Released: n/a, Relapse
Reviewer: Michael De Los Muertos
This was an impulsive, spur-of-the-moment purchase at Second Avenue Records, the ramshackle little record store in downtown Portland, on my lunch hour. I can’t even say what attracted me to this album, since I’d never heard of Mastodon, the cover was unremarkable, and there were none of the obvious “buy me” gimmicks that usually cause me to purchase unknown material (gimmicks such as swords, dragons, elves, a band name containing the word “Steel,” etc.). Luckily this rash decision turned out to be one of the smartest metal purchases this year, because REMISSION is not just a good album, it’s terrific!
It’s difficult to peg Mastodon’s style. At times it has elements of doom metal, stoner metal, death metal, and atmospheric metal. I can’t even name a band that really comes close in sound, but there’s probably a few out there like this. All of their music is exceptionally heavy. The guitar sound is as thick and substantial as a big, juicy top sirloin steak. The drumming is quite innovative and unpredictable. The first two tracks, “Crusher Destroyer” and “March of the Fire Ants,” are snappy and promise good things, but the real innovation and brilliance of this band starts to seep through with subtlety on the third track, “Where Strides the Behemoth.” The album gets even better from there. The tracks on the middle and through the end of the album begin to spin an almost magical web of dark, gritty ambience, but there’s also a polished edge to it which I credit mostly to the extremely tight musicianship of the entire band combined with excellent production. REMISSION sounds fantastic from the first song to the end. Even through a few slow sections (such as the moody openings of “Ol’e Nessie” and “Trilobite,” and the final instrumental track, “Elephant Man”) this band maintains its almost mesmerizing spell on the listener, bringing you through a lot of different moods up to its finally depressing ending.

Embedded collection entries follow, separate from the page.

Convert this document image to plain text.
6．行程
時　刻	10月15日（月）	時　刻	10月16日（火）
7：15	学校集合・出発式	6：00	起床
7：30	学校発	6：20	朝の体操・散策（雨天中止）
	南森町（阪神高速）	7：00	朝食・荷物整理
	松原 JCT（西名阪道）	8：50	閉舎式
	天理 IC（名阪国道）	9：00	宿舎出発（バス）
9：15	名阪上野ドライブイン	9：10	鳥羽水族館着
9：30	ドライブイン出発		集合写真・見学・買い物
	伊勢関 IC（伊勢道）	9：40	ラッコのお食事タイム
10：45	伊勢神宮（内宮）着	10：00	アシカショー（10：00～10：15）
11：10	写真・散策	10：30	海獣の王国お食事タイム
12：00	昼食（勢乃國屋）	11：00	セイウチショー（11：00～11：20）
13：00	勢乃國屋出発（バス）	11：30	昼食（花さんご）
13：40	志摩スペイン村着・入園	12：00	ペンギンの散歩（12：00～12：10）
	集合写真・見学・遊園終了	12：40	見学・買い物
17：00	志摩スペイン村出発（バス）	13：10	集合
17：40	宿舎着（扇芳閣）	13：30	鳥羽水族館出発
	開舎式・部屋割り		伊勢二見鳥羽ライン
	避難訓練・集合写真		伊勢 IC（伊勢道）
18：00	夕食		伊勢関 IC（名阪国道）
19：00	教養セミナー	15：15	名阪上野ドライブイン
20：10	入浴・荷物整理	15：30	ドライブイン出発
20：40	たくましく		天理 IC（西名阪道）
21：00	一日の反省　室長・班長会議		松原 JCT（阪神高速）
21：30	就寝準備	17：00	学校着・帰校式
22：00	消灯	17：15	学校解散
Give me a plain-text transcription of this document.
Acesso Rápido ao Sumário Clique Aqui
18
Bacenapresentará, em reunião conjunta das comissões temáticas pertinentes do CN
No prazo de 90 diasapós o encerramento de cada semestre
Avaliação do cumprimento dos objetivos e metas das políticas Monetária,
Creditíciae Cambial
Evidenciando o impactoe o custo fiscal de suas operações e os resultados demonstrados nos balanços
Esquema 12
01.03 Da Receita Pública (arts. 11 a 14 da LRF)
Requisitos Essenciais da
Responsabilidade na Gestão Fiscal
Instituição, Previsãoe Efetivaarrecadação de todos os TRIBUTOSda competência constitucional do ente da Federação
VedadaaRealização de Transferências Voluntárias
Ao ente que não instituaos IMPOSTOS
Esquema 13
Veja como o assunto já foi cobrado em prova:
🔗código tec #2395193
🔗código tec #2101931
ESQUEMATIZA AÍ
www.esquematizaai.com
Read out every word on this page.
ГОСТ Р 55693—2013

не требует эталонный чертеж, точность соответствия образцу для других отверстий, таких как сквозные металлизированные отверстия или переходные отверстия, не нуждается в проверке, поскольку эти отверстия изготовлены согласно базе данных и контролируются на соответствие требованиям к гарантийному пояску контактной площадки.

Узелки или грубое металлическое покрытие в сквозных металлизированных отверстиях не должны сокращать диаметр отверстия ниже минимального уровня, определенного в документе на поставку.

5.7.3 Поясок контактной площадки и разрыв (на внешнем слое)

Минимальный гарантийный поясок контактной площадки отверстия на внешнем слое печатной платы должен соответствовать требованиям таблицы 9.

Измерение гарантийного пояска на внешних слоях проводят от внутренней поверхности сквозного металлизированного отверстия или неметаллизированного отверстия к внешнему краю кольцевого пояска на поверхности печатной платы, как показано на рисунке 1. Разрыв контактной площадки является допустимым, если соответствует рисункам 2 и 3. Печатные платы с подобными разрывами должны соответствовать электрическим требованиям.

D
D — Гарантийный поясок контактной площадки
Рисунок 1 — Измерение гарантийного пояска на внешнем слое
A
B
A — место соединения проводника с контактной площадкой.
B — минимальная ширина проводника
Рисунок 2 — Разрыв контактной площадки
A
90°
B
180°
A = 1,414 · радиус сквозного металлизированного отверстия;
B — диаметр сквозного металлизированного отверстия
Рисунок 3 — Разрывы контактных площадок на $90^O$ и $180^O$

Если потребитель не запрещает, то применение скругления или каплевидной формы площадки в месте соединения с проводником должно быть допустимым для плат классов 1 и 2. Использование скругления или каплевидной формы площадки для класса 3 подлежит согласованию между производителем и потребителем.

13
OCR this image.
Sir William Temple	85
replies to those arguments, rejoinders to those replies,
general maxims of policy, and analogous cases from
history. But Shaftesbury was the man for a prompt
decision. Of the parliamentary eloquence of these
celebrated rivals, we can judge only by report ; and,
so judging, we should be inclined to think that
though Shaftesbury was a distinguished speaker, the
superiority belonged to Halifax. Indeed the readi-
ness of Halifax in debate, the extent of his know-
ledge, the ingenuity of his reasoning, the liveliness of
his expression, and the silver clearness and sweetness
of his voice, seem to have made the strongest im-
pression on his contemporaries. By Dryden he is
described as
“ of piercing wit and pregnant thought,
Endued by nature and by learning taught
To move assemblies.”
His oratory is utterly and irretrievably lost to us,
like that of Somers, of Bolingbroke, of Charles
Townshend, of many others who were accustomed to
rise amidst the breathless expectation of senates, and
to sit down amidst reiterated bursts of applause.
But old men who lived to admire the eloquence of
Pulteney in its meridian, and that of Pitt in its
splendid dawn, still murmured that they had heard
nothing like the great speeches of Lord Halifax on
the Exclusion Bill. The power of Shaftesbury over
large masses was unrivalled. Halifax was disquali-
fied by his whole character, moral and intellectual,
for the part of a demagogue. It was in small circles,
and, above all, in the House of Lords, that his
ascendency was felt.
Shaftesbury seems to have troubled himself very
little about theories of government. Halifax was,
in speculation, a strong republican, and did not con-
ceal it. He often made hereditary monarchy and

A minor point perhaps, but I see a welcome nod to old Metallica with the synthesized “whistling winter wind” noises on the beginning of the final track, “Elephant Man,” and the guitar intro. It reminds me a lot of Metallica’s first instrumental, “When Hell Freezes Over” (a much more appropriate title, which was inexplicably changed to “The Call of Kthulu” when it was included on the Ride the Lightning album). Mastodon obviously know their roots!
On the whole, I loved this album, and I wouldn’t be surprised if it showed up on my list of the top albums of 2002. This is clearly a band to be reckoned with in the future. I eagerly await another Mastodon release, and after hearing REMISSION, you probably will too.